Murselat Suresi
                                                                           Tefsir İçin Tıklayınız
Mekke'de nazil olmuştur. 50 âyettir. "Gönderilenler" anlamına  gelen "el-mürselât" kelimesi ile başladığı için bnu adı almıştır. Müfessirler, "gönderilenler"den maksadın, âlemin idaresi ile görevli bir kısım melekler veya rüzgarlar, yahut peygamberler, yahut da Kur'an âyetleri olabileceğini belirtmişlerdir. 
Eûzübillâhimineşşeytânirracîm
Bismillâhirrahmânirrahîm
1. Yemin olsun, (iyiliklerle) birbiri peşinden gönderilenlere; 
2. Şiddetle eserek (zararlıları) savurup atanlara; 
3. (Hakikat ve hayırları) yaydıkça yayanlara; 
4. (Hak ile batılı) birbirinden iyice ayıranlara; 
5. Öğüt telkin edenlere; 
6. (Allah'a yönelenleri) arıtmak, (kötüleri) sakındırmak için. 
7. Bilin ki size vadolunan şey gerçekleşecek!
8. Yıldızların ışığı söndürüldüğü zaman, 
9. Gökkubbe yarıldığı zaman, 
10.Dağlar  ufalanıp savrulduğu zaman , 
11.Peygamberlerin (ümmetleri hakkında şahitlik) vakti  tayin edildiği zaman (artık kıyamet kopmuştur). 
12. (Bu alâmetler) hangi vakte ertelenmiştir? 
13. Ayırım gününe. 
14. (Resûlüm!) Ayırım gününün ne olduğunu sen nereden bileceksin! 
15. O gün (Peygamber'i ve ahireti) yalan sayanların vay haline! 
16. Biz, (bunlar gibi inkârcı olan) öncekileri helâk etmedik mi? 
17. Sonra arkadakileri de onların ardına takacağız. 
18. İşte biz suçlulara böyle yaparız! 
19. O gün, (hakikatleri) yalan sayanların vay haline! 
20. (Ey insanlar!) Biz sizi dayanıksız bir sudan yaratmadık mı? 
21. İşte o suyu, sağlam bir yere yerleştirdik. 
22. Belli bir süreye kadar. 
23. Biz buna güç yetirmişizdir.

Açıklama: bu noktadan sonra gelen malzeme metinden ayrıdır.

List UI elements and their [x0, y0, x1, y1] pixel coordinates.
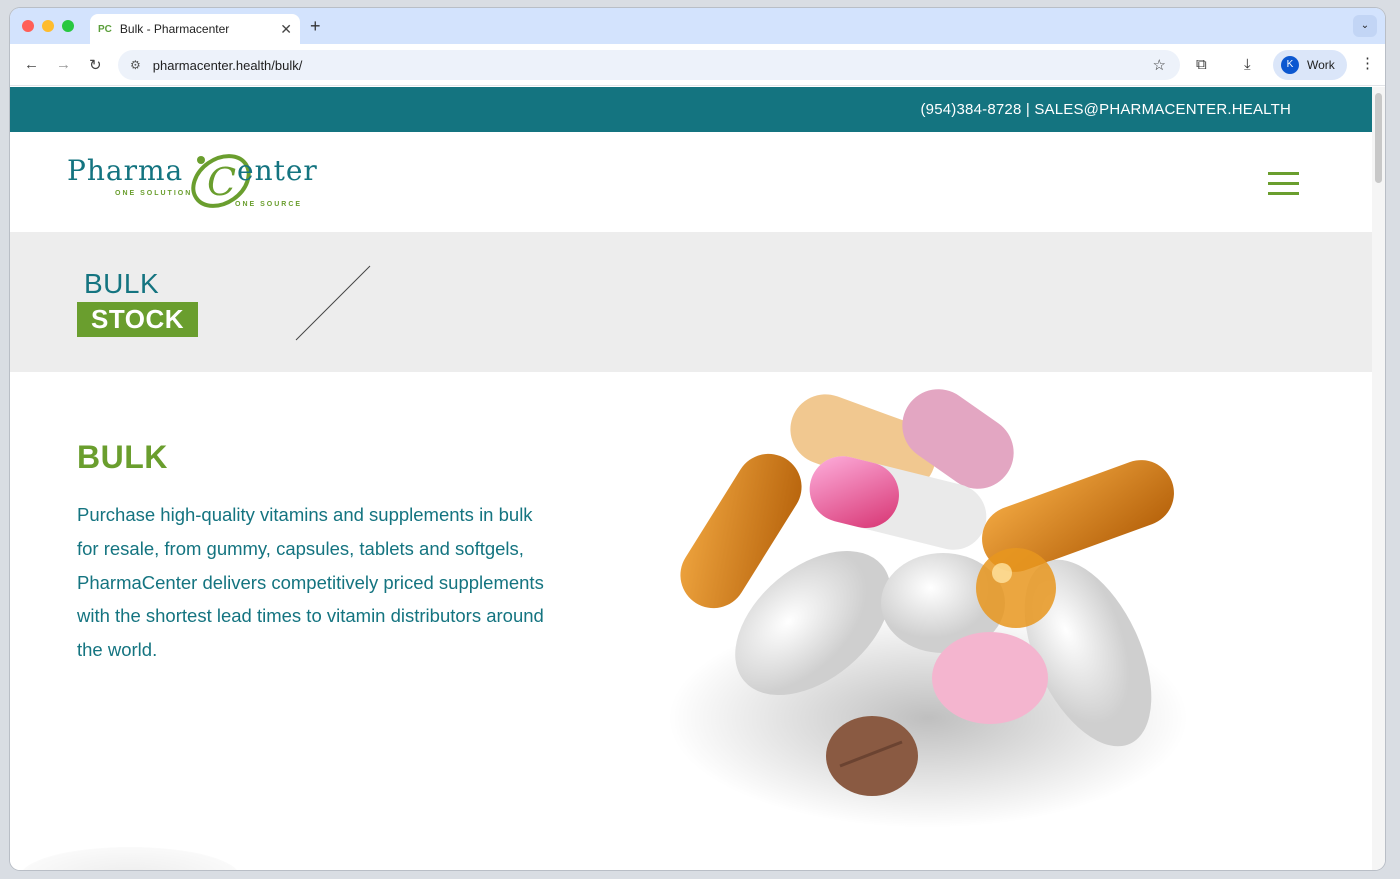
menu-icon[interactable]: ⋮ — [1360, 54, 1375, 72]
site-settings-icon[interactable]: ⚙ — [130, 58, 141, 72]
logo-word-right: enter — [237, 154, 318, 187]
profile-label: Work — [1307, 58, 1335, 72]
forward-icon[interactable]: → — [56, 56, 71, 73]
browser-toolbar: ← → ↻ ⚙ pharmacenter.health/bulk/ ☆ ⧉ ⤓ … — [10, 44, 1385, 86]
pharmacenter-logo[interactable]: Pharma C enter ONE SOLUTION ONE SOURCE — [67, 150, 327, 214]
section-body: Purchase high-quality vitamins and suppl… — [77, 504, 544, 661]
tab-search-button[interactable]: ⌄ — [1353, 15, 1377, 37]
tab-title: Bulk - Pharmacenter — [119, 22, 230, 36]
avatar: K — [1281, 56, 1299, 74]
contact-bar: (954)384-8728 | SALES@PHARMACENTER.HEALT… — [10, 87, 1372, 132]
extensions-icon[interactable]: ⧉ — [1196, 56, 1207, 73]
reload-icon[interactable]: ↻ — [89, 56, 102, 74]
banner-divider-line — [295, 265, 371, 341]
download-icon[interactable]: ⤓ — [1244, 56, 1251, 73]
favicon-icon: PC — [98, 23, 112, 35]
logo-tag-right: ONE SOURCE — [235, 201, 303, 208]
bulk-section: BULK Purchase high-quality vitamins and … — [10, 372, 1372, 870]
logo-tag-left: ONE SOLUTION — [115, 190, 193, 197]
address-bar[interactable]: ⚙ pharmacenter.health/bulk/ ☆ — [118, 50, 1180, 80]
page-banner: BULK STOCK — [10, 232, 1372, 372]
contact-line[interactable]: (954)384-8728 | SALES@PHARMACENTER.HEALT… — [920, 101, 1291, 118]
close-tab-icon[interactable]: ✕ — [280, 21, 292, 38]
tab-bulk[interactable]: PC Bulk - Pharmacenter ✕ — [90, 14, 300, 44]
back-icon[interactable]: ← — [24, 56, 39, 73]
logo-word-left: Pharma — [67, 154, 184, 187]
hamburger-menu-icon[interactable] — [1268, 172, 1299, 195]
page-scrollbar[interactable] — [1372, 87, 1385, 870]
page-viewport: (954)384-8728 | SALES@PHARMACENTER.HEALT… — [10, 87, 1372, 870]
browser-window: PC Bulk - Pharmacenter ✕ + ⌄ ← → ↻ ⚙ pha… — [10, 8, 1385, 870]
maximize-window-button[interactable] — [62, 20, 74, 32]
scrollbar-thumb[interactable] — [1375, 93, 1382, 183]
profile-button[interactable]: K Work — [1273, 50, 1347, 80]
pills-image — [668, 389, 1188, 828]
new-tab-button[interactable]: + — [310, 16, 321, 37]
site-header: Pharma C enter ONE SOLUTION ONE SOURCE — [10, 132, 1372, 232]
banner-line1: BULK — [84, 268, 160, 299]
section-heading: BULK — [77, 439, 168, 475]
svg-text:C: C — [207, 160, 236, 204]
minimize-window-button[interactable] — [42, 20, 54, 32]
tab-strip: PC Bulk - Pharmacenter ✕ + ⌄ — [10, 8, 1385, 44]
banner-line2: STOCK — [77, 302, 199, 337]
close-window-button[interactable] — [22, 20, 34, 32]
bookmark-star-icon[interactable]: ☆ — [1153, 56, 1166, 74]
url-text: pharmacenter.health/bulk/ — [152, 57, 303, 73]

Ve bizim gücümüz ne büyüktür! 
24. O gün (hakikatleri) yalan sayanların vayhaline! 
25. Biz, yeryüzünü toplanma yeri yapmadık mı?
26. Dirilere ve ölülere . 
27. Yeryüzünde haşmetli dağlar yarattık,  sizlere tatlı sular içirdik.. 
28. O gün, (hakikatleri) yalan sayanların vay haline! 
29. (İnkârcılara o gün şöyle denilir:) yalan sayageldiğiniz azaba doğru gidin! 
30. Üç kola ayrılmış,bir gölgeğe gidin. 
31. Ki ne gölgelendiren ne de alevden koruyandır. 
32. O, saray gibi kocaman kıvılcım saçar. 
33. Her bir kıvılcım, sanki birer sarı deve gibidir. 
34. O gün, (hakikatleri) yalan sayanların vay haline! 
35. Bu, (kâfirlerin)  konuşamayacağı bir gündür. 
36. Onlara izin de verilmez ki (sözde) mazeretlerini  beyan etsinler. 
37. O gün, (hakikatleri) yalan sayanların vay haline! 
38. (O zaman şöyle denir:) Bu, ayırım günüdür. Sizi ve sizden öncekileri bir araya getirdik. 
39. (Azaptan kurtulmanız için) bir hileniz varsa, gösterin bana hilenizi! 
40. O gün, (hakikatleri) yalan sayanların vay haline! 
41. Şüphesiz (o gün) takvâ sahipleri, gölgeliklerde ve pınar başlarında, 
42. Canlarının çektiği çeşit çeşit meyveler arasındadırlar. 
43. (Kendilerine:) "İşlediklerinizin karşılığı olarak şimdi âfiyetle yeyin  için" (denir). 
44. İşte, biz iyilik yapanları böyle mükâfatlandırırız. 
45. O gün, (hakikatleri) yalan sayanların vay haline! 
46. (Ey inkârcılar!) Yeyiniz, (dünyadan) faydalanınız biraz! Gerçek şu ki, sizler suçlusunuz! 
47. O gün, (hakikatleri) yalan sayanların vay haline! 
48. Onlar, kendilerine: "Allah'ın huzurunda eğilin!" denildiği vakit eğilmezler: 
49. O gün, (hakikatleri) yalan sayanların vay haline! 
50. Onlar artık bundan (Kur'an' dan) sonra hangi söze inanacaklar?